Soube que o prédio foi vendido por R$ 30 milhões a Nizan Guanaes há algum tempo, que por sua vez deve ter vendido ao grupo hoteleiro ou mesmo, o próprio publicitário estar explorando este filão, já que é mais do que anunciado seu interesse em investir no setor de entretenimento local.
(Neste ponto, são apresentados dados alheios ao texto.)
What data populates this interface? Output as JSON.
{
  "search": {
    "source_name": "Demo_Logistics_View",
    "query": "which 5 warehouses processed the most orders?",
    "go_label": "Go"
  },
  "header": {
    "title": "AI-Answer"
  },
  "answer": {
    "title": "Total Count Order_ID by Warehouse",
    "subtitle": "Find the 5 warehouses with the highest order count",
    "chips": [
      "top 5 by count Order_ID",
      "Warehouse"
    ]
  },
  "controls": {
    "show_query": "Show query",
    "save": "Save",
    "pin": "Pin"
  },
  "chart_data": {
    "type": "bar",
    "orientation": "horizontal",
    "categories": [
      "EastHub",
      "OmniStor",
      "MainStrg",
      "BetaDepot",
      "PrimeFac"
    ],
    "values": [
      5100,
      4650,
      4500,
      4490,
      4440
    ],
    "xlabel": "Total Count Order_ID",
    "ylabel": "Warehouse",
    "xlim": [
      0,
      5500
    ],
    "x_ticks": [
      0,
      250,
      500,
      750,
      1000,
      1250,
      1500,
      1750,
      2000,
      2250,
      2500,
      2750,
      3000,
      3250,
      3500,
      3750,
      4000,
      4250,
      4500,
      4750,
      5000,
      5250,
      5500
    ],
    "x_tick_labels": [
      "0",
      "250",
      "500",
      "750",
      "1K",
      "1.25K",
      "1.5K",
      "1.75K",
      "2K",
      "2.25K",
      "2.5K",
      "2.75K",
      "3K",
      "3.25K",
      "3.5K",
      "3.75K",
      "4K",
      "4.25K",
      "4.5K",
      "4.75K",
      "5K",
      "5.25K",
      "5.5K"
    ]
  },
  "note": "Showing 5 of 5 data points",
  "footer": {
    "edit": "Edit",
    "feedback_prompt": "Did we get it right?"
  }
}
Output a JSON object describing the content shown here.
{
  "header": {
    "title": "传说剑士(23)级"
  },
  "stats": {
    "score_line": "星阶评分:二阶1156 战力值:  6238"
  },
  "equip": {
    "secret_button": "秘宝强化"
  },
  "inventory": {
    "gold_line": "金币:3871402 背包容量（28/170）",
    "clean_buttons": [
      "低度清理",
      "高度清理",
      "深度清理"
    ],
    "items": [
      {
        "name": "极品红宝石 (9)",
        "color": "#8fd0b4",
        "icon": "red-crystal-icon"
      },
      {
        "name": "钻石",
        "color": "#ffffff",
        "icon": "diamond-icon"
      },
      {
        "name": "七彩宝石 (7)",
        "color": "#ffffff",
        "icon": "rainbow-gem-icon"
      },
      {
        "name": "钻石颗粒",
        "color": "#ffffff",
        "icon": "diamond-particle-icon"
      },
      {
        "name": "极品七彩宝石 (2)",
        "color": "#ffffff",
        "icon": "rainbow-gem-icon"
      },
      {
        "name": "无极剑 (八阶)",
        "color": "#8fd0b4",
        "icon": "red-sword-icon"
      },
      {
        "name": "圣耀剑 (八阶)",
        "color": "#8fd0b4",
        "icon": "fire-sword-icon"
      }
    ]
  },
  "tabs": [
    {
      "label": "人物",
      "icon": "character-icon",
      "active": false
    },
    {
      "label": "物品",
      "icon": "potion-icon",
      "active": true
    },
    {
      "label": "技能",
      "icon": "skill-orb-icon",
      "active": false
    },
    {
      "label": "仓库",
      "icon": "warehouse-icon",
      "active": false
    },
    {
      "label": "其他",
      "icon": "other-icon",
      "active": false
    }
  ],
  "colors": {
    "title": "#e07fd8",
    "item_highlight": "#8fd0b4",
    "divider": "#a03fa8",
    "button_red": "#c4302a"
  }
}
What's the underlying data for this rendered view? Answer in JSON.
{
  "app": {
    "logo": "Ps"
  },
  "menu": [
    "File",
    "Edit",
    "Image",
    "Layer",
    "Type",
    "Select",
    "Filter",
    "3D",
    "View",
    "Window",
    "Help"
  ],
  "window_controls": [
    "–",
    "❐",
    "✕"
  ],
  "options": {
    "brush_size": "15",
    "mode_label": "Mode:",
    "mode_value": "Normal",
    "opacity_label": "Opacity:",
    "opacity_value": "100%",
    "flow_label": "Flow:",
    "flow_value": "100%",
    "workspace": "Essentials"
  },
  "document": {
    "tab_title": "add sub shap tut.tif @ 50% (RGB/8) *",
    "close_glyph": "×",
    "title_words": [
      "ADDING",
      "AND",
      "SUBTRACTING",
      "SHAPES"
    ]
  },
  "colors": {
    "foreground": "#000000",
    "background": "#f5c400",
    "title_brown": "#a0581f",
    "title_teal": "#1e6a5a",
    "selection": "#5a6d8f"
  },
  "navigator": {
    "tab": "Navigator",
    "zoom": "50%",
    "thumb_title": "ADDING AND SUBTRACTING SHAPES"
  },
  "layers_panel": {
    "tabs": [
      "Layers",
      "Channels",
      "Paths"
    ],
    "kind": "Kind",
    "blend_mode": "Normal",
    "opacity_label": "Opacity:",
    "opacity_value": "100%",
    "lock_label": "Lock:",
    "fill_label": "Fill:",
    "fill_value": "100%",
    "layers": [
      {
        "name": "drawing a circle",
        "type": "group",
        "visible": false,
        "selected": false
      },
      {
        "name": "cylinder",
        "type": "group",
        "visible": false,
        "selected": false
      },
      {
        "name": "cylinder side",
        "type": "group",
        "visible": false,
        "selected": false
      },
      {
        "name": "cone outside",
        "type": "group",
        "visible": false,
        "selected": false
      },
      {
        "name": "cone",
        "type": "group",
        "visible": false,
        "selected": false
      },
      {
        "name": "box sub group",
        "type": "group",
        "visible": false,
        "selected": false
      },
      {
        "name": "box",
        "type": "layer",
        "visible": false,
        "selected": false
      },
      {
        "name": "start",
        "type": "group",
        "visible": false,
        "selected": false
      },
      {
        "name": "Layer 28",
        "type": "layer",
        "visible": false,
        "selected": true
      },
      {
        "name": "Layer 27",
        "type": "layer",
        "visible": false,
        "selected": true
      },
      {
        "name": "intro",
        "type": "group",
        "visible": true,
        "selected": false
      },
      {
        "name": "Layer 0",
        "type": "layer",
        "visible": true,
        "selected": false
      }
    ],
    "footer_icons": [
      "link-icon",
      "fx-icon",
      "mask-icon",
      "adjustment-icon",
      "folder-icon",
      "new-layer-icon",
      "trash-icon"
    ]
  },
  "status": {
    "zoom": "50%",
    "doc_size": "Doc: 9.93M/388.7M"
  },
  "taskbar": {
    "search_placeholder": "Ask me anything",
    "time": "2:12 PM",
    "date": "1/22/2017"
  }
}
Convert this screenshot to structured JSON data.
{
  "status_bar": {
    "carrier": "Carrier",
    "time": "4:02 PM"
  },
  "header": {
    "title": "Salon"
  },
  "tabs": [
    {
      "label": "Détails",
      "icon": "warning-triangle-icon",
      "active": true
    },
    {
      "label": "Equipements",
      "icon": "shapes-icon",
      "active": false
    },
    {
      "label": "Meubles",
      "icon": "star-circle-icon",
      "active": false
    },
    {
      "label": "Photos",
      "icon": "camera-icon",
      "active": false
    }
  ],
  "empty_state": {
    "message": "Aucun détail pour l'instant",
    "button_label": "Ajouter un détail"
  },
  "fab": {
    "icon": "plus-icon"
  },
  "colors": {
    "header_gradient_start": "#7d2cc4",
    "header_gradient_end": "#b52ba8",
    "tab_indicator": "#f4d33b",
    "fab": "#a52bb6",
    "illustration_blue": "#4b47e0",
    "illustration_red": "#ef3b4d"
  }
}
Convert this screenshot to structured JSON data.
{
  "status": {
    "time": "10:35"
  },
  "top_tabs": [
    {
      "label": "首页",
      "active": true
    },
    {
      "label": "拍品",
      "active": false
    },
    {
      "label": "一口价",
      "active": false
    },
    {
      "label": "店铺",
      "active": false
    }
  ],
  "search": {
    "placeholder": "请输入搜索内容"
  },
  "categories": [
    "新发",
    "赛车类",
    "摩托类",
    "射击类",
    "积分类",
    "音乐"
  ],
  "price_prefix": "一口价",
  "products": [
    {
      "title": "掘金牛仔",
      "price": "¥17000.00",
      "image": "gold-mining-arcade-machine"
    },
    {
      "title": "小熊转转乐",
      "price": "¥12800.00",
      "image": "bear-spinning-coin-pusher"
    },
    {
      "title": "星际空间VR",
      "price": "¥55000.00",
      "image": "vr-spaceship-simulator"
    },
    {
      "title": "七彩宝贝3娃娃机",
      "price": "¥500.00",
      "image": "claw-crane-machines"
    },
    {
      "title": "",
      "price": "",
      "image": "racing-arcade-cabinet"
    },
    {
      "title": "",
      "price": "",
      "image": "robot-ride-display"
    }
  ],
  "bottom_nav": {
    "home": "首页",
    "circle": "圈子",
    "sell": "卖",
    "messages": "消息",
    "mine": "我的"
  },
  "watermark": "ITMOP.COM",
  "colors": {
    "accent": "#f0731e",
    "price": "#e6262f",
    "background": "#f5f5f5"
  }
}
No andar térreo, do lado da Rua Ruy Barbosa, ficava o Cine Tamoio. Nele assisti a vários filmes, mas especialmente, a dois: ET e Passagem para Índia. Assim como o prédio, a sala de cinema se transformou em outra coisa. Virou igreja evangélica. Com a reforma do antigo Cine Glauber Rocha, que passará a ser Multiplex Unibanco, espero que essa região da Cidade Alta volte a ser um dos centros da cena cultural soteropolitana.
ROSARIUM
Ao atravessar o saguão, em direção ao elevador aberto, Rosário foi chamada por um homem vestido de terno de linho branco. Ele tirou o chapéu e ajoelhou-se na entrada do prédio. O ascensorista apertava a campanhia, informando que fecharia as portas. Ela parou, estava indecisa. Se entrasse, subiria ao terceiro andar, onde trabalhava, na redação do jornal, Carlos, seu noivo. Esperava há dez anos casar-se com ele, mas o jornalista, envolvido com política, esquecera que a vida tinha outros sabores, como o de beijar a noiva com gosto de pastilha de hortelã no escurinho do Cine Tamoio, ali mesmo no subsolo de A Tarde. Era só descer, virar a esquina e pronto. Mas isto nunca aconteceu. João, naquela sexta-feira, havia prometido levá-la para ver “Casablanca” se dissesse que terminaria o noivado e ficasse com ele. O sol da tarde entrava fulgurante pela arcada e projetava no chão de mármore bege a sombra de João ajoelhado. O elevador subiu. Ela ainda apertou o botão, mas já estava no primeiro andar. João a pediu para não ir e tirou do bolso interno do paletó uma rosa vermelha e lhe ofereceu. Esta seria a segunda que ganharia de João. Antes, foi presenteada quando se conheceram numa feira de flores no Passeio Público. Estava tristonha por ter brigado com o noivo. João a acolheu, e a colheu, no jardim da desilusão. Regou Rosário com cuidado. Semeou-a. Agora era a hora do arranjo, da fita, do cartãozinho. O enlace. Ela aceitou mais uma vez, sob olhares perplexos dos colegas de Carlos, que neste momento, na sala dos Simões, aceitava coordenar a cobertura da campanha ao governo da Bahia daquele ano. João e Rosário assistiram à “Casablanca”. Carlos foi obrigado a assistir, pois um dos elegíveis ao Palácio disse ser um dos melhores lançamentos do ano, além de sua candidatura, é claro.